CV: Essentially, it's about understanding all the different interactions that happen within a person's body and within the cells, at different levels. These portals help us organize all that information so we can see those interactions, which will help us better predict a patient's final outcome. Igor and his group have been able to study different types of microRNAs to see how they're working, and which ones are going to provide a benefit and which ones are harmful. They can now see that drugs that had previously been used for other diseases might work well for arthritis. There are different ways to use these different integration portals in order to find answers.
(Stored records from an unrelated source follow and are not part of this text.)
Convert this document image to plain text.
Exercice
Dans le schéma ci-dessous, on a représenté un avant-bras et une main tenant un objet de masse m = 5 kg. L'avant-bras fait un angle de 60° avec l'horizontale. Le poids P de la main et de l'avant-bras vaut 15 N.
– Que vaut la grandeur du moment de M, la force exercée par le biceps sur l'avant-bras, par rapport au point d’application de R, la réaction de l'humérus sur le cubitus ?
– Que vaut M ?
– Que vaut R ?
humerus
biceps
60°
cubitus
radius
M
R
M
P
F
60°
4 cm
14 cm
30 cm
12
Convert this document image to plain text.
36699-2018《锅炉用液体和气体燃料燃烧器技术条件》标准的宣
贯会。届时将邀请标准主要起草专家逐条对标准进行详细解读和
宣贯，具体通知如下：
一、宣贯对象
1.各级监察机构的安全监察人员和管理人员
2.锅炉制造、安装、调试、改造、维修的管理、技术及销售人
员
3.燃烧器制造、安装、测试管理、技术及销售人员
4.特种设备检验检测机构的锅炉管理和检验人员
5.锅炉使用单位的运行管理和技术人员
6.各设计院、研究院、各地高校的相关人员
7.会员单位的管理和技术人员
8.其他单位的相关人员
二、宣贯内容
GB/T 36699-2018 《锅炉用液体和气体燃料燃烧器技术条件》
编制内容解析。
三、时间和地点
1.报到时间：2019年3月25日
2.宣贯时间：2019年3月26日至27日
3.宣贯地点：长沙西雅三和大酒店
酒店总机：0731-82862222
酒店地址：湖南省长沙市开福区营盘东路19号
Q: ARE THERE ANY RISKS TO ALL THIS DATA COLLECTION AND ANALYSIS? HOW DO YOU MAKE SURE YOU'RE DOING IT RIGHT?
CV: If you don't do it properly, you can come up with incorrect decisions or predictions. One thing we've learned is that integration across the team – having that clinical information and
clinical knowledge paired with technical, analytic knowledge – is key to mitigating those risks and not generating erroneous results.
IJ: We go through multiple steps to ensure that what we are following is not just smoke and mirrors, but hopefully something actionable. Integrating data into networks enables us to separate signal from noise and build explainable models.
Q: IS EARLY DIAGNOSIS THE GOAL?
CV: That's what it really boils down to. If we can catch the disease earlier in patients, then ultimately, we should be able to cure it. Or at least minimize its impact.
IJ: I'm fascinated by how medicine is changing from being reactive to proactive or predictive.
If somebody has specific joint damage from a sports-related injury, maybe that's the time when stem cells should be injected instead of waiting until the cartilage degrades. With an earlier diagnosis, you have more options for treatment, and you can generate better outcomes at a reduced cost to the patient and to society.
World-class researchers
DR. IGOR JURISICA, a senior scientist at Krembil Research Institute, combines integrative computational biology with advanced AI and data mining algorithms to tackle chronic diseases. In 2019, analytics agency Deep Knowledge Analytics named him one of the Top 100 AI leaders in drug discovery and advanced health care, and he has won numerous awards and distinctions, including an IBM Faculty Partnership, an IBM Shared University Research Award and a Tier 1 Canada Research Chair in Integrative Cancer Informatics.
DR. CHRISTIAN VEILLETTE is division head of Orthopedic Surgery at UHN and a clinician investigator at Krembil. He has also been recognized internationally for his work with AI technology and informatics, including winning the Edit This award for the most innovative and best use of the Confluence enterprise wiki platform, and an award from the Canadian Orthopedic Association recognizing his leadership and innovation in orthopedic informatics.